By requiring long contract terms and minimum payments, the new plan aims to ensure data center owners will pay for the upgrades, not residential consumers.
Without guard rails from the public service commission order, it creates uncertainty about whether these large new customers will be powered by clean energy and ultimately help Michigan meet its clean energy goals.Derrell Slaughter, National Resources Defense Council
Environmental groups, which intervened in the filings in the case, praised the consumer protections in the order, but said it fell short on clean energy goals.
“The MPSC’s order makes strides on customer protection, ensuring that ratepayers aren’t subsidizing large customers like data centers,” said Derrell Slaughter, the Michigan Policy Director for Climate and Energy at the Natural Resources Defense Council.
“The Commission falls short on compliance with Michigan’s renewable and clean energy standards,” Slaughter added in the statement. “Without guard rails from the public service commission order, it creates uncertainty about whether these large new customers will be powered by clean energy and ultimately help Michigan meet its clean energy goals.”
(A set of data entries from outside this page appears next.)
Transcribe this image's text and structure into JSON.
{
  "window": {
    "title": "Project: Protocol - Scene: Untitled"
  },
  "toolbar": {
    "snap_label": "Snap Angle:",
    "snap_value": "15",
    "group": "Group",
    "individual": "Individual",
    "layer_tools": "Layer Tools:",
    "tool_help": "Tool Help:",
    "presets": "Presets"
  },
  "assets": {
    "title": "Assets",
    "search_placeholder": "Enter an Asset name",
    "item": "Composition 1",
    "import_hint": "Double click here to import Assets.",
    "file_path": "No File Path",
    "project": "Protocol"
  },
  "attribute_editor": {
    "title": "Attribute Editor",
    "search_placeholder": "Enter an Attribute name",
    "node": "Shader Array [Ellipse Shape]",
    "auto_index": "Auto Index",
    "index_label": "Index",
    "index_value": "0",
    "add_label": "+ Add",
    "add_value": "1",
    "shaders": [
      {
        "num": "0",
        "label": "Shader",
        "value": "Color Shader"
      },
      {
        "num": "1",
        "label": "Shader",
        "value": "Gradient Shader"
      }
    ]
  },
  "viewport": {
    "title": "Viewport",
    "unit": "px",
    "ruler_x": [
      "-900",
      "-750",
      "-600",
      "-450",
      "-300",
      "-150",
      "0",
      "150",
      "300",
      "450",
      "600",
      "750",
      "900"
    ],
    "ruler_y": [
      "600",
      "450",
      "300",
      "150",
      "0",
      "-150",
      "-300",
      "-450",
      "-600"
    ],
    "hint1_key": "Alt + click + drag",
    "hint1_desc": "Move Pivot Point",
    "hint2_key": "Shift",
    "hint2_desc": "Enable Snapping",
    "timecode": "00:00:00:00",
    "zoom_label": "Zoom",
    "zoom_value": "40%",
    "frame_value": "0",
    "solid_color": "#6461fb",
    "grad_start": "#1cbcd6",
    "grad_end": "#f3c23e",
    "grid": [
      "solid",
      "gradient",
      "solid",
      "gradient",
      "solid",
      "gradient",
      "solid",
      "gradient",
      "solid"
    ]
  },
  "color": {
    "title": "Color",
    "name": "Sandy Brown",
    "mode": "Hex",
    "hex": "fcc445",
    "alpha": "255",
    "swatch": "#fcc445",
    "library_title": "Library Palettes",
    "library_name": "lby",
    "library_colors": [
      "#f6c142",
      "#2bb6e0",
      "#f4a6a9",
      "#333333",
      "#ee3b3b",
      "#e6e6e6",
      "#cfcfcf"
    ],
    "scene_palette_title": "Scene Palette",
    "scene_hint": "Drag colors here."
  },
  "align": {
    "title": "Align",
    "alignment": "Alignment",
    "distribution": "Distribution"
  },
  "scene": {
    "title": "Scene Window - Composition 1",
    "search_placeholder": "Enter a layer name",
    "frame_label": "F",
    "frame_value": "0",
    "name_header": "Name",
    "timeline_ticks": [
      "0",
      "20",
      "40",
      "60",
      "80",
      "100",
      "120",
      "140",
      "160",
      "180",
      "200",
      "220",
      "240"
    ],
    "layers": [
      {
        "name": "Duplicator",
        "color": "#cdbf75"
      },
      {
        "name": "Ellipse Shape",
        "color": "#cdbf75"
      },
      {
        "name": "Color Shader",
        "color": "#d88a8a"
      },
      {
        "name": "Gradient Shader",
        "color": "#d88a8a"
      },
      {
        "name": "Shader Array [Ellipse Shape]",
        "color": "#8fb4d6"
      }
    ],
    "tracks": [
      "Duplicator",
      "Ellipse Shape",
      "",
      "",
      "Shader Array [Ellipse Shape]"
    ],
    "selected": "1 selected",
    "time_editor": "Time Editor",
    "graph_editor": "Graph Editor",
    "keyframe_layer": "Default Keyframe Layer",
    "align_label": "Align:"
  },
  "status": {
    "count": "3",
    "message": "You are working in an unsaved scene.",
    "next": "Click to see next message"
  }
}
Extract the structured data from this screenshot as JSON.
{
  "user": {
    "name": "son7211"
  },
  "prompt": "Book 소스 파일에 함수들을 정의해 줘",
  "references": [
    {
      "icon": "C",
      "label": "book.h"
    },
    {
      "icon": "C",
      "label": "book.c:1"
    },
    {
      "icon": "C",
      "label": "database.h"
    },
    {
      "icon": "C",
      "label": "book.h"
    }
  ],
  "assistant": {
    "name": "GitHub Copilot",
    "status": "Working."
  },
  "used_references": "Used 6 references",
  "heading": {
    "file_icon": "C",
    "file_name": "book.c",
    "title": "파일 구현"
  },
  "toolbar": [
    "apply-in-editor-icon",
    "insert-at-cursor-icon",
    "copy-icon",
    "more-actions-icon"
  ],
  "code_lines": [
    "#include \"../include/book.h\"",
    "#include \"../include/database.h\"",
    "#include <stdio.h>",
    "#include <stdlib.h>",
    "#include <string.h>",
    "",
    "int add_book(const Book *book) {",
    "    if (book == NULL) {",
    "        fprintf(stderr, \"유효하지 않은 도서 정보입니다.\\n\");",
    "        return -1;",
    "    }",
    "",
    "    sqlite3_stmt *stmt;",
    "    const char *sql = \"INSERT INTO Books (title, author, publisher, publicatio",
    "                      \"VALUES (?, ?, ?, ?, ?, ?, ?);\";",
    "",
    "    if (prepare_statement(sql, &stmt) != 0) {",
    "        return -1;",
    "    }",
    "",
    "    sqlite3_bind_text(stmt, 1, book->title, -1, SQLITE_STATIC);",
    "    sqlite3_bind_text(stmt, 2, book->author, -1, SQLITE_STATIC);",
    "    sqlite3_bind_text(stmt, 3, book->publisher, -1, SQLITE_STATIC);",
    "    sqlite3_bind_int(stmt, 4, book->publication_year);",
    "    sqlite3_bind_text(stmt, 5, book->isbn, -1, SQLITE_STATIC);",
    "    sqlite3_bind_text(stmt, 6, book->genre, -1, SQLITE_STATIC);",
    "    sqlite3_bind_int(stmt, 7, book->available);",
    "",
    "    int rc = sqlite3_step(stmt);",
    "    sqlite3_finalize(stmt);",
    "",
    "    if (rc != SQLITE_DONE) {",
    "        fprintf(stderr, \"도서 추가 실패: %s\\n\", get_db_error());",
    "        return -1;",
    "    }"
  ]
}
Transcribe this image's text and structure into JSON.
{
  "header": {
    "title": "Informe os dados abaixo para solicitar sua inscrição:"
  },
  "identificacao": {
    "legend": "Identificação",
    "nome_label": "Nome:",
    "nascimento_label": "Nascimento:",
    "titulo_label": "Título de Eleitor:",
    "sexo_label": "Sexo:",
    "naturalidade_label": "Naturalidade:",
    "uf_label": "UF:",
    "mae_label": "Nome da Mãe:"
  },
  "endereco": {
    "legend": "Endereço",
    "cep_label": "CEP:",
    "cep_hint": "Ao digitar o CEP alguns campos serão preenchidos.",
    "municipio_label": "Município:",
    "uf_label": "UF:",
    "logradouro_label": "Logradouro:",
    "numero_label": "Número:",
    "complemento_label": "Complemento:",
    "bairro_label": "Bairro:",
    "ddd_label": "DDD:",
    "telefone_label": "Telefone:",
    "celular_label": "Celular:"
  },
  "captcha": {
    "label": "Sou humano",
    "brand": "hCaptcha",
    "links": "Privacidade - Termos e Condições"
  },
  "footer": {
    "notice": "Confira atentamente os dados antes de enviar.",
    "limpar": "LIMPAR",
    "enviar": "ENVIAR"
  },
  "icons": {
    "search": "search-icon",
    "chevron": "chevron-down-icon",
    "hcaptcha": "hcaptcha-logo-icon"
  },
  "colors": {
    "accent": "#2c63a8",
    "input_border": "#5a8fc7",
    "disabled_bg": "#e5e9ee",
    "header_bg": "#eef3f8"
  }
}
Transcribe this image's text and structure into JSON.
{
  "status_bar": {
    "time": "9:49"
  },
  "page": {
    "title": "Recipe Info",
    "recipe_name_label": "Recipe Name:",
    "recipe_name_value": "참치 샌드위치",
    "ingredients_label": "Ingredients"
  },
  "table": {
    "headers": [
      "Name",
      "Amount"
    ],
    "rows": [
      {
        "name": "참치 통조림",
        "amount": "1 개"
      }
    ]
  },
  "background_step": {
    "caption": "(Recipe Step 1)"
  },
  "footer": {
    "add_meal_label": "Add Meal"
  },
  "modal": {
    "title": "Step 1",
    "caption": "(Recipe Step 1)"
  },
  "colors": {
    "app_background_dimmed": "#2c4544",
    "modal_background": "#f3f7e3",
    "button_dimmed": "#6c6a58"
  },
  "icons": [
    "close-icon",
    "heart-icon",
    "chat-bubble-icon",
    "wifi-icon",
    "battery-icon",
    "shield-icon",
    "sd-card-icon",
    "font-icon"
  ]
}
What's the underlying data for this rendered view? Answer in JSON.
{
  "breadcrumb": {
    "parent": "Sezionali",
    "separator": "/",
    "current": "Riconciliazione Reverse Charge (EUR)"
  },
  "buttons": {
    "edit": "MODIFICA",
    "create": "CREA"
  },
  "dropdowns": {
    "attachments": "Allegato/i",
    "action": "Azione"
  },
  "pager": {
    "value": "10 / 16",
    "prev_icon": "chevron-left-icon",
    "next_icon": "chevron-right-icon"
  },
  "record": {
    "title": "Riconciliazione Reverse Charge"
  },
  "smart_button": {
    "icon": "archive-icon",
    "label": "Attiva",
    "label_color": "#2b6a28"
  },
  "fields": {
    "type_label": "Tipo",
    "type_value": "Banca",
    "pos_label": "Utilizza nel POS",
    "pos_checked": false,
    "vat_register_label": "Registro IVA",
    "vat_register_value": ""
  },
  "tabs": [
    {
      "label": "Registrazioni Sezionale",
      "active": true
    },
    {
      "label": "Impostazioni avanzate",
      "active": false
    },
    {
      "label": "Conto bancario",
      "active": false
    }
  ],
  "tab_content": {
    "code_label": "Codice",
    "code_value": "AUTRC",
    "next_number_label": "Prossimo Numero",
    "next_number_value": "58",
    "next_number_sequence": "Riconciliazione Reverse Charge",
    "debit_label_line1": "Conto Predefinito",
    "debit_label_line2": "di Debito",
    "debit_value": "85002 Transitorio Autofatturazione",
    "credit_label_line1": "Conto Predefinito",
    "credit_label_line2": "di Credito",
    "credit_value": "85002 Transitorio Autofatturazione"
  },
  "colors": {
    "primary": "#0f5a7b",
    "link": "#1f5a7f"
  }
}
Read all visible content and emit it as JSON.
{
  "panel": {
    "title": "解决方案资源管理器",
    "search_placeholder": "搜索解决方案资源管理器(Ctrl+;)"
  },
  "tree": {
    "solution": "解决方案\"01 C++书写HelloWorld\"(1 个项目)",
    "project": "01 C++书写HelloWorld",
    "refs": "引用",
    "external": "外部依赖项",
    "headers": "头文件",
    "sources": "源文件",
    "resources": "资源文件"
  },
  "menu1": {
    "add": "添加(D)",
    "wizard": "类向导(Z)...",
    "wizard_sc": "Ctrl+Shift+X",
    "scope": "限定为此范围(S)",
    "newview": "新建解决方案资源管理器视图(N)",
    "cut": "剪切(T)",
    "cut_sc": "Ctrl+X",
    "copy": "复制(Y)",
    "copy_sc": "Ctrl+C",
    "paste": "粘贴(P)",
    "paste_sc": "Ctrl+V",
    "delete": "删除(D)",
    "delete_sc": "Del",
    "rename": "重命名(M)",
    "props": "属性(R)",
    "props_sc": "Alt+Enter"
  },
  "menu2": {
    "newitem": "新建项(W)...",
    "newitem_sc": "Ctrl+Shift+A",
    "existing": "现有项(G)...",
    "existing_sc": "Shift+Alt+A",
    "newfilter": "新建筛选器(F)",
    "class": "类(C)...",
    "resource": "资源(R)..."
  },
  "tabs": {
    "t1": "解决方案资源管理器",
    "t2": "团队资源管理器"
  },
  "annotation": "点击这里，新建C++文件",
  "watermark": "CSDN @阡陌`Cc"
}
The MPSC said in its order that the clean energy standards could be addressed in another case, and opted to make a determination on rates first in order to reach a more speedy decision.
The order issued Thursday applies only to customers of Consumer’s Energy, which supplies power mostly to the west side of the state.
DTE Energy so far has not requested a similar structure for large customers in its service area. That’s despite the announcement last week of a new data center in Washtenaw County that’s expected to use up to 1.4 gigawatts of electricity.
The data center will be built by Green Chile Ventures, a subsidiary of the tech giant Oracle, and supply AI computing power to OpenAI, the creator of ChatGPT.
DTE filed for approval of special contracts for the facility. Those contracts would require the company to buy electricity until 2045, and pay for at least 80% of its capacity during that time. They also allow DTE to build out new energy storage infrastructure, and recover the costs from the company.
“The framework reflects a reasonable and appropriate balance between the advantages of serving a new large load customer and protecting existing customers from risk and potential cost subsidies,” DTE wrote in its application for approval of the contracts.
The utility originally asked for expedited approval of the contracts, but the Michigan attorney general’s office has intervened in the case, asking for a public hearing.
“A public hearing is the only way to ensure transparency, give customers all the facts, and confirm DTE’s proposal truly protects Michiganders before any approval is granted,” Michigan attorney general Dana Nessel said in a statement.